Updates

rchao · rchao · commit 389c14e54530 · 2020-12-08T16:26:35.000-08:00
diff --git a/rfcs/20201121-keras-model-fit-ps.md b/rfcs/20201121-keras-model-fit-ps.md
@@ -147,11 +147,11 @@ Cons:
 
 ###### Option 2: dataset factory
 
-For future-compatibility of `model.fit` API where a `dataset_fn` may have a signature change, a `DatasetFactory` can come handy which determines how the function is supposed to be used. In the case where a `ClusterCoordinator` is used, it is supposed to be invoked with no arguments. With this, user flow will become:
+For future-compatibility of `model.fit` API where a `dataset_fn` may have a signature change, a `DatasetFactory` can come handy which determines how the function is supposed to be used. 
 
 
 ```
-def dataset_fn(): return tf.data.Dataset.from_tensor_slices(...)
+def dataset_fn(input_context): return tf.data.Dataset.from_tensor_slices(...)
 history = model.fit(DatasetFactory(dataset_fn), epochs=..., steps_per_epoch=...,  callbacks=[...])
 ```
 
@@ -220,10 +220,16 @@ Being a singleton is important considering there are power users who would like
 
 ##### Have an attribute in `ParameterServerStrategy` that holds the `ClusterCoordinator`
 
-We propose that an attribute is added to the `ParameterServerStrategy` to keep track of the `ClusterCoordinator`. We instantiate `ClusterCoordinator` as soon as `ParameterServerStrategy` is instantiated:
+We propose that an attribute is added to `ParameterServerStrategy` to keep track of the `ClusterCoordinator`. When a `ClusterCooridinator` is instantiated, such attribute will be set.

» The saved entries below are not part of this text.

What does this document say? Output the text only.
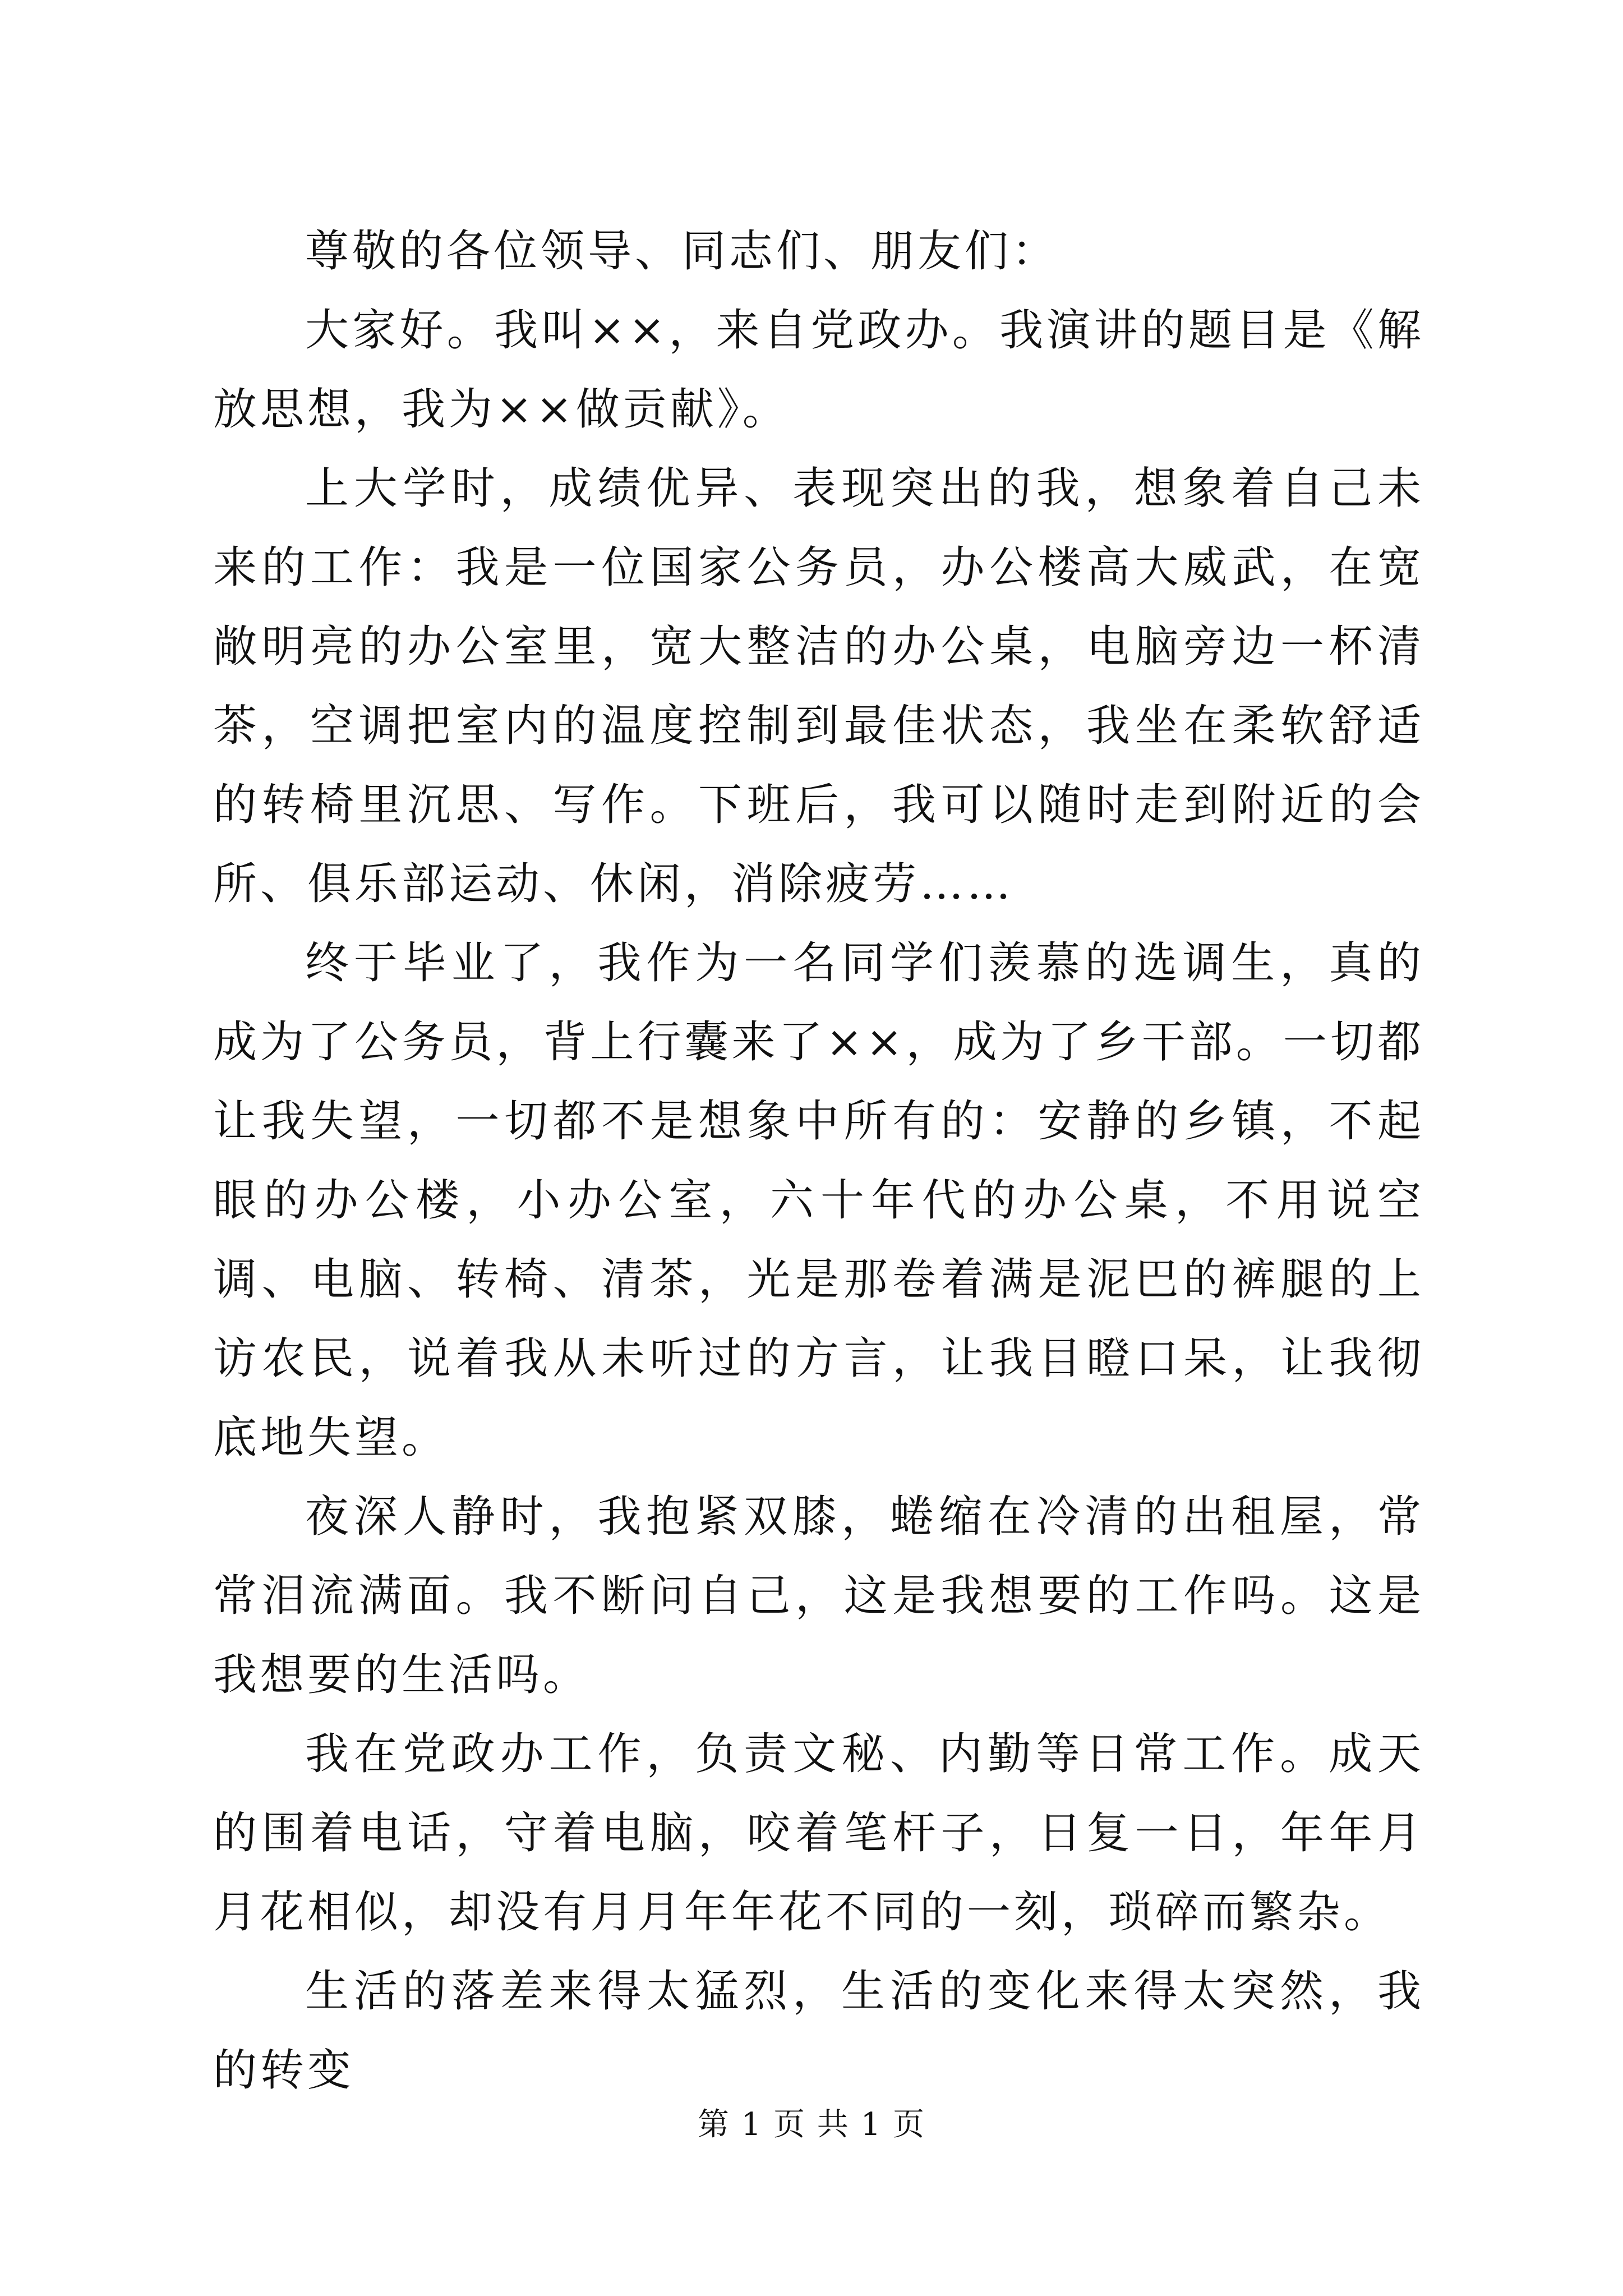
尊敬的各位领导、同志们、朋友们：

大家好。我叫××，来自党政办。我演讲的题目是《解放思想，我为××做贡献》。

上大学时，成绩优异、表现突出的我，想象着自己未来的工作：我是一位国家公务员，办公楼高大威武，在宽敞明亮的办公室里，宽大整洁的办公桌，电脑旁边一杯清茶，空调把室内的温度控制到最佳状态，我坐在柔软舒适的转椅里沉思、写作。下班后，我可以随时走到附近的会所、俱乐部运动、休闲，消除疲劳……

终于毕业了，我作为一名同学们羡慕的选调生，真的成为了公务员，背上行囊来了××，成为了乡干部。一切都让我失望，一切都不是想象中所有的：安静的乡镇，不起眼的办公楼，小办公室，六十年代的办公桌，不用说空调、电脑、转椅、清茶，光是那卷着满是泥巴的裤腿的上访农民，说着我从未听过的方言，让我目瞪口呆，让我彻底地失望。

夜深人静时，我抱紧双膝，蜷缩在冷清的出租屋，常常泪流满面。我不断问自己，这是我想要的工作吗。这是我想要的生活吗。

我在党政办工作，负责文秘、内勤等日常工作。成天的围着电话，守着电脑，咬着笔杆子，日复一日，年年月月花相似，却没有月月年年花不同的一刻，琐碎而繁杂。

生活的落差来得太猛烈，生活的变化来得太突然，我的转变

第 1 页 共 1 页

Here, we assume that the distribution `Strategy` object can determine whether or not it is supposed to be used with a `ClusterCoordinator`. See below “Changes in tf.distribute” section for more information.
 
 ```
+class ClusterCoordinator(...):
+  def __init__(self, strategy):
+      self.strategy = weakref.ref(strategy)
+      strategy.cluster_coordinator = self
+```
 
+And, we instantiate the `ClusterCoordinator` as soon as `model.fit` is called for the first time. It will then be reused for the next `fit`, or on a different model.
 
 ```
 class Model(...):
@@ -236,11 +242,7 @@ class Model(...):
     ... # the rest of fit
 
 ```
-To avoid the circular referencing between `ParameterServerStrategy` and `ClusterCoordinator` and the resulting leak, the `coordinator`’s reference to `strategy` should be a `weakref`.
-
-This option is with the assumption that there is always only one `ParameterServerStrategy` used*, and that we are not supporting the use case where the user creates an additional `ClusterCoordinator`.
-
-*This is because there's currently not yet a clean way to shut down `ClusterCoordinator`, so we can't support more than one `ClusterCoordinator`, and thus no more than one `ParameterServerStrategy`.
+To avoid the leak resulting from the circular referencing between `ParameterServerStrategy` and `ClusterCoordinator`, the `coordinator`’s reference to `strategy` should be a `weakref`.
 
 
 #### Keras `Model` changes
@@ -610,7 +612,7 @@ Pros:
 
 Cons:
 * This solution presents a challenge when workers can easily become unavailable, in which case it is not straightforward to immediately find another available worker to take over*
-* This solution is blocked on `tf.keras.models.load_model` being available on PS (if we have another cloning solution, that works too)
+* This solution is blocked on `tf.keras.models.load_model` being available on PS, if `variable_partitioner` is used. Here, model saving and loading are for cloning the model, so if there is an alternative to clone, this solution is not blocked.
 * Users who can afford to allocate a high priority on an evaluator task cannot do so with workers; workers would simply have the same, usually lower, priority (and thus more frequent function-takeovers)
 
 *Fault tolerance, the first con, may further be addressed with possibly another `ClusterCoordinator`, if it shares the threads with the other `ClusterCoordinator`, and the library allows multiple function queues to be accessed by the threads. More details may be discussed in a separate RFC.